Ultimately, the free market at large allows the economics of a society to function more efficiently, and ultimately increases total production.
America's enormous GDP is certainly correlated with our minimal restrictions on the economy and on corporations compared to most of the world.
But we also have the worlds top income inequality (to say nothing of wealth inequality - the richest don't really need income, they can easily live a lifetime on what they already have). I won't get into that, as I have in recent entries.
Point is, why should it be a goal of society to have a large GDP?
What good does it do us?
In economics, there is no value in stability or sustainability. The goal is growth. Total profit in a given quarter is less important than percent increase relative to last quarter.
A large, but consistent, profit would be considered bad. It is taken as an axiom, with apparently minimal thought as to what purpose constant growth serves - never mind the fact that it is inherently impossible to grow forever.
For an individual, what is the point of working a bunch of overtime, skipping vacations, to make lots of money, if you never have any time to actually enjoy it? The money is not inherently good if it doesn't actually end up buying something which you enjoy. The ultimate goal is happiness (well, the real ultimate goal is successful reproduction, but I think we rightly focus on our conscious selves' goals, not those of our genes).
Does a high GDP cause the greatest happiness for the greatest number of citizens?
In conclusion, America's version of "democracy", seems to be another version of the elite rule which has always been there everywhere throughout history. Emphasizing free markets insures that those with money will always keep their power. Unlike the other versions, however, it has a built in mechanism to prevent citizens from rebelling.
The idea of democracy allows everyone to feel it is fair. We are told that anyone can get to the top - even though the most likely way for many of us is the lottery, the possibility is there.
We are told that democracy allows us to decide what goes on around us, and while some do notice that we are only voting for representatives, and that the "party" system severely limits even that choice, the fact that those representatives are severely limited themselves in the scope of their power is glossed over.

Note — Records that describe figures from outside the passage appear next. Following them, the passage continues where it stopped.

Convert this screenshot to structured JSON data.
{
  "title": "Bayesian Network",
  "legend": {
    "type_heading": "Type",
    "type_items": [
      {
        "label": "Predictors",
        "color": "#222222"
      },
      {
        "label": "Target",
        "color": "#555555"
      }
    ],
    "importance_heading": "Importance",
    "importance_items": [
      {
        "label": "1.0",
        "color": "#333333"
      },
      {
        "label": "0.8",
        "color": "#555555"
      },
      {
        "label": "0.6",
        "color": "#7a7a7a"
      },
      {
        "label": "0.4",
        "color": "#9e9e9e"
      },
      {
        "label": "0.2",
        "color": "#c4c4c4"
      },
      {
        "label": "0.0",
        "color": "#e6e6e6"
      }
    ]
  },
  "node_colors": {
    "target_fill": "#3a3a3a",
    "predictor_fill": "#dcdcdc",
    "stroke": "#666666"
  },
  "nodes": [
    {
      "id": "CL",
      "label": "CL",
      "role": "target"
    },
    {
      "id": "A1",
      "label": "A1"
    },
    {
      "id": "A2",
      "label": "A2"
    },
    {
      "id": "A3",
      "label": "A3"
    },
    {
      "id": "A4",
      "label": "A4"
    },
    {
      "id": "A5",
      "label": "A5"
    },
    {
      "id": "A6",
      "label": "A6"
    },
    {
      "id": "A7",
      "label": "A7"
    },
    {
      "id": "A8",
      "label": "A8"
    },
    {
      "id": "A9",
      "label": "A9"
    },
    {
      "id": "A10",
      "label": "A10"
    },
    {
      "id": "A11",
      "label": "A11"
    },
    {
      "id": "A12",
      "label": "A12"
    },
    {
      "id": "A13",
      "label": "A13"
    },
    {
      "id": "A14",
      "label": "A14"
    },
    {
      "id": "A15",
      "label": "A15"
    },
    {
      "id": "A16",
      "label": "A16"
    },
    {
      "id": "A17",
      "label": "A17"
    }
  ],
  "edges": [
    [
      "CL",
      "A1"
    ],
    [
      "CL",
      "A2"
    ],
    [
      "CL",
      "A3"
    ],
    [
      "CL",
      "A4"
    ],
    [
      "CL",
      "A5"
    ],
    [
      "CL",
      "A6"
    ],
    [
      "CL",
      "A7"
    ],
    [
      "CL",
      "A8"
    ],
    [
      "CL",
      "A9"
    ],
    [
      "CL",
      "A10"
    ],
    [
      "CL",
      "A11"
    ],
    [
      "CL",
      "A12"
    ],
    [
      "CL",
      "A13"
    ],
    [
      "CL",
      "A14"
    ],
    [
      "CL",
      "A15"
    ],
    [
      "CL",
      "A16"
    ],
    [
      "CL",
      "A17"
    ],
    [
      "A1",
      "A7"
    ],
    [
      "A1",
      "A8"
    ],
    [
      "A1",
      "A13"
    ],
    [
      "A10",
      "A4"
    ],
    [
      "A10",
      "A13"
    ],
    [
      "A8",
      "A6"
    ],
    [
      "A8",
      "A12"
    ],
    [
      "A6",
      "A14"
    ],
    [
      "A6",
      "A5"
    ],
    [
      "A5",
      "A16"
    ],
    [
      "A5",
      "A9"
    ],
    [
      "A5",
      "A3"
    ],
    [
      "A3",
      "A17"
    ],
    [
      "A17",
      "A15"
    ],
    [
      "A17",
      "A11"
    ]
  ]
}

Most important of all, the high economic standards mean everyone can afford lots of cool stuff, and even if they are less happy than they could be (if, say, they lived somewhere where they couldn't afford 200 channels or a new SUV, but they only had to work 30 hrs a week to pay the rent and bills and had 5 weeks paid vacation per year). The stuff one can see, can count, can be sure of. Most people would not risk giving up what they know they have for something they might or might not get. As long as the conditions for the average person are at least good enough, they are unlikely to question anything.